Mónica Estrada, who lost a sister to non-coronavirus-related disease, told the outlet that finding a coffin was only the start of problems for families of the dead.

“When you get to the cemetery it’s a whole other problem,” she lamented, “there are families … going into family mausoleums to take out the remains of some relative who died a long time ago to make room for someone who recently died.”

“You have to take a dead person out to put another one in because there’s no space,” she added.

Ciego de Ávila is experiencing one of the worst shortages of burial space in the country. Reports from the area last week indicated that the government had begun to “expand” one of the largest local cemeteries into residents’ backyards without asking, resulting in piles of bodies in people’s homes flooding them with the scent of decaying remains.

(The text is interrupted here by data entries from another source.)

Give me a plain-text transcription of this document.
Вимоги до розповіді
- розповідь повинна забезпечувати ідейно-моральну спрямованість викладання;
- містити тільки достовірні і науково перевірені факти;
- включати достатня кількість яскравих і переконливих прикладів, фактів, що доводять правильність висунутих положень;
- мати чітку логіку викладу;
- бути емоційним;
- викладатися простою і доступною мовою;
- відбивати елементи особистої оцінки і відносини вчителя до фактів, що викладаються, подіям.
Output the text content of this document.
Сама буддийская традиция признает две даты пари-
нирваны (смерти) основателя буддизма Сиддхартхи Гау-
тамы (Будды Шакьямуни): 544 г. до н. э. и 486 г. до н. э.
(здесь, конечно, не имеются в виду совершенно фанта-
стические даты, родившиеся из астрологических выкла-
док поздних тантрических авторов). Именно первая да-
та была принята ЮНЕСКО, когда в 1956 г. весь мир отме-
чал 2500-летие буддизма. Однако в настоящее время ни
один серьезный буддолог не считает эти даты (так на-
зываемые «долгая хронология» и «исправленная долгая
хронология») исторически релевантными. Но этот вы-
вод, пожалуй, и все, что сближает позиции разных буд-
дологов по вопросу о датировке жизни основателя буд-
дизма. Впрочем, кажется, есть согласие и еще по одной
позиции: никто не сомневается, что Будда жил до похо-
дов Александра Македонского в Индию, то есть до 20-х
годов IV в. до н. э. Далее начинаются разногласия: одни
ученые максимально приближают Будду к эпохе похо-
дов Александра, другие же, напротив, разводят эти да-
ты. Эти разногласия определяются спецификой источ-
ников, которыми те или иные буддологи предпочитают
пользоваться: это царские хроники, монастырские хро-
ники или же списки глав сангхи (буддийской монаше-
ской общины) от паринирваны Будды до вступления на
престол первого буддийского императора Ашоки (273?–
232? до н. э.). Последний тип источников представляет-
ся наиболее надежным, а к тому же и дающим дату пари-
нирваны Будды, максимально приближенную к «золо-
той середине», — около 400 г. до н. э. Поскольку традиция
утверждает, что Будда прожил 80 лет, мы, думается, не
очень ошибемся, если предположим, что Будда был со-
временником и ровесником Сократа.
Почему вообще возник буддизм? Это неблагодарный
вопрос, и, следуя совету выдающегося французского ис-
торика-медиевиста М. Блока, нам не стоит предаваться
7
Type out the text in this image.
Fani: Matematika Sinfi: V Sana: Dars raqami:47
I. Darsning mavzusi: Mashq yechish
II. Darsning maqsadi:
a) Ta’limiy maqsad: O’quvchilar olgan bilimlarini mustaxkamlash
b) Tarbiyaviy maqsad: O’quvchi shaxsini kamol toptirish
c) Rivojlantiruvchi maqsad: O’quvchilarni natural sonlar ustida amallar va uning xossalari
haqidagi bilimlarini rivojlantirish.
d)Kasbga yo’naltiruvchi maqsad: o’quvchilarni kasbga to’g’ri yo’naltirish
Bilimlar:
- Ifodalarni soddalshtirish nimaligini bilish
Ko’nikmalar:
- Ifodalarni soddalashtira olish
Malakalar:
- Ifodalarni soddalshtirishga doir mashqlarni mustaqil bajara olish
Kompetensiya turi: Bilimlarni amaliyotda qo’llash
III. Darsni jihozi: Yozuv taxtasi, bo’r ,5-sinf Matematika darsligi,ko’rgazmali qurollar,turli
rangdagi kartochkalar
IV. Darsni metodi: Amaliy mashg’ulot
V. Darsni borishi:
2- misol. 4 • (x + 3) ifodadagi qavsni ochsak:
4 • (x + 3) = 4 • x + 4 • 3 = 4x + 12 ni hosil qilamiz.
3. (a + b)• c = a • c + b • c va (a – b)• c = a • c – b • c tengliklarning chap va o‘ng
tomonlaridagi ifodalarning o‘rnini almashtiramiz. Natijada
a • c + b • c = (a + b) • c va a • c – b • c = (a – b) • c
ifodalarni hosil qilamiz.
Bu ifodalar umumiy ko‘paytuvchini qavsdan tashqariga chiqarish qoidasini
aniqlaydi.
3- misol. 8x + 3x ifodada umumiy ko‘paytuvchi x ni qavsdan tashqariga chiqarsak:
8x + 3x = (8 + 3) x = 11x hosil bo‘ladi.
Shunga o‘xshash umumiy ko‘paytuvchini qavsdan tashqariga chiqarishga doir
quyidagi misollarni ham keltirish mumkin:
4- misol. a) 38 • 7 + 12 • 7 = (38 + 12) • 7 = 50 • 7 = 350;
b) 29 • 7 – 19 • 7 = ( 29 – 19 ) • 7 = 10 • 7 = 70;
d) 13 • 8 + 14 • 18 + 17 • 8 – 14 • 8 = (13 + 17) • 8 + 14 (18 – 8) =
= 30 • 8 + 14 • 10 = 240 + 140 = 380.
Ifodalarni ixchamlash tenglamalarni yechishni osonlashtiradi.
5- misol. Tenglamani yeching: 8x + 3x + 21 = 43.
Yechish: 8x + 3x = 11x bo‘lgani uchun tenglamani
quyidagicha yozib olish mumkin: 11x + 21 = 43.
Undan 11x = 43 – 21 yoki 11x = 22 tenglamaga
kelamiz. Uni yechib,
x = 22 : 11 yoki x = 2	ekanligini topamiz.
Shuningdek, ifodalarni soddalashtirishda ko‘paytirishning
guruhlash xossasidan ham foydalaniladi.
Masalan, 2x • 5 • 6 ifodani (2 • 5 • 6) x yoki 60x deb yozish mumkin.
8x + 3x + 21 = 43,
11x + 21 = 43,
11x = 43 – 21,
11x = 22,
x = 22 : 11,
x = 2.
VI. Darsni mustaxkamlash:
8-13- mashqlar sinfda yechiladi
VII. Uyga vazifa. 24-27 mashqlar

The government “flooded us with bodies everywhere,” Moraima Lugo, a local resident, told 14 y Medio.

The surplus of human remains does not stop at cemeteries. Another independent outlet, Cubanet, reported on Sunday that hospitals and morgues are struggling to move bodies out to make room for more patients and keep medical areas sanitized. Cubanet published a video, reportedly taken at a hospital morgue in Manzanillo, Eastern Cuba. The video shows bodies on cots lined up in the hospital’s hallways, clearly unrefrigerated and apparently unlabeled.

Warning – Graphic:

In Santiago de Cuba, the largest city in the east of the country, some hospitals and funeral homes report failing to efficiently dispose of the bodies because the city’s hearses have broken down. Spain’s Diario de Cuba reported on Friday that only four of the 20 hearses the government keeps in Santiago are functioning. Some have broken-down lights, lack windshield wipers, or have had their windows broken and repaired with sheets of nylon and thus unsafe for transporting bodies.

Diario de Cuba also identified another hospital, this time in Santiago, that did not have refrigeration available for bodies of the diseased. The bodies “were piled up on cots or on the floor,” according to a nurse who relayed the information to the outlet anonymously.

The Juan González Cemetery in Santiago de Cuba is currently filling three mass graves, one for coronavirus patients and two others for general use, according to Diario de Cuba. Videos circulating of the mass graves on social media last week, and of relatives claiming the government lost the bodies of their loved ones in the desperate attempt to bury as many people as possible, prompted accusations of “fake news” on the part of Cuban government propaganda outlets. The denials came with the admission, however, that the government appeared not to know where to put so many bodies.

Granma, the official newspaper of the Communist Party of Cuba, admitted on Friday that the regime had taken “organizational measures” to transport a significant number of bodies to Juan González Cemetery because the neighboring Santa Ifigenia Cemetery was overcrowded.
“Due to these conditions, it was decided to inter those dead of any cause (not just COVID-19 [Chinese coronavirus]) in Juan González Cemetery whose families did not have a private mausoleum or who were not cremated,” Granma alleged, leaving open the question of exactly how the government is burying those bodies.